Sebelum percakapan via selular terputus, Handerson bertanya dimana posisi korban dan dijawab korban jika berada di daerah Kecamatan Patumbak.Mendengar jawaban korban berada di Patumbak, Handerson Sembiring cemburu jika korban bersama teman lelakinya. Saat korban sudah digereja, terjadi percekcokan antara korban dengan Anderson karena rasa cemburu.

Handerson melarang korban untuk menjalin hubungan dengan lelaki lain tapi korban tidak mau sehingga korban dan Handerson saling mengeluarkan ucapan akan saling membunuh.Korban mengambil pisau dan Handerson Sembiring panik dan langsung memukul pundak sebelah kiri korban dengan alu sebanyak dua kali hingga korban terjatuh.

Selanjutnya, Handerson memukul pundak sebelah kanan dan kepala korban hingga helm yang dipakai korban pecah. Korban yang kesakitan pun menjerit minta tolong sehingga membuat Handerson Sembiring makin takut dimassa warga yang sudah ramai diluar.

Karena korban sudah terkapar, pisau yang ditangannya lepas. Lalu Handerson mengambil pisau dan menikamkannya ke leher korban. Karena korban masih menjerit, Handerson menggorok leher korban hingga korban tewas berlumuran darah.

Setelah menjalankan aksi sadisnya, Handerson Sembiring membersihkan ceceran darah korban serta membuka celana korban dan menyetubuhi jasad korban sampai Handerson Sembiring puas.

Terkait hubungan Handerson Sembiring dengan korban, Handerson Sembiring kepada petugas mengaku sudah menjalin hubungan asmara dengan korban sejak tahun 2015.Perbuatan suami isteri dilakukan Hanserson Sembiring dengan korban di lokasi ladang karet milik Anderson sebanyak dua kali sepekan.

Pada saat ini belum dapat dipastikan apakah yang diucapkan oleh Henderson itu benar atau tidak.”Ada memang dia menyebut kalau korban sedang hamil. Namun pastinya hamil atau tidaknya kita masih menunggu hasil otopsi. Itukan masih dari dia saja,” ujar Ruzi.

Tidak hanya membunuh, diduga pelaku juga secara keji menyetubuhi korban, pasalnya ditemukan bercak sperma pada tubuh Rosalia.
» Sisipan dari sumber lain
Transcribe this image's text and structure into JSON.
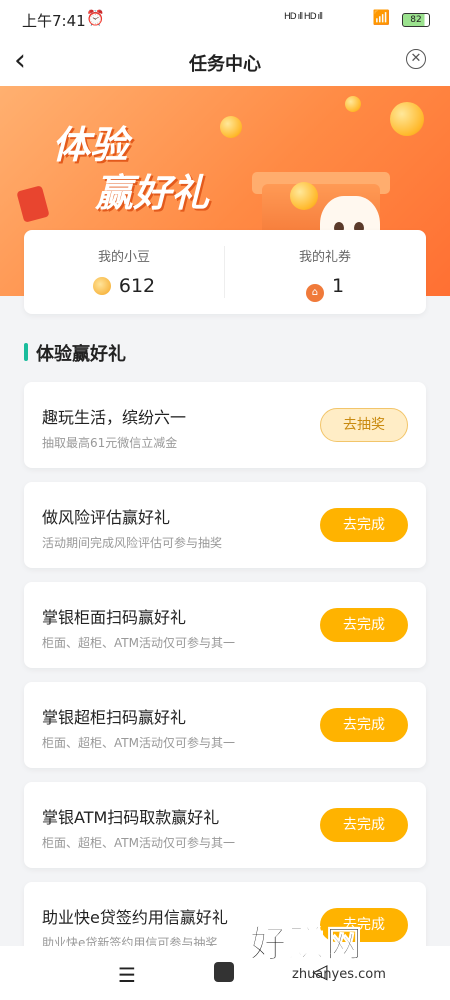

Informasi ini masih perlu penyelidikan lebih lanjut, pasalnya polisi belum bisa memastikan kalau bercak sperma tersebut merupakan milik pelaku sebagai petunjuk kalau korban telah diperkosa sebelum dibunuh.

AKP Ruzi Gusman di Polres Deliserdang mengatakan korban dan pelaku mempunyai hubungan asmara sejak tahun 2015.Pembunuhan wanita 21 tersebut oleh tersangka Pendeta Henderson di sebuah kamar mandi gereja.”Kita belum tau apakah pada saat kejadian korban ini diperkosa atau tidak. Karena memang ada hubungan asmara sebenarnya mereka. Katanya sudah empat tahun tapi ini masih kita dalami karena masih dari keterangan dia sajakan,”ujar Ruzi Gusman.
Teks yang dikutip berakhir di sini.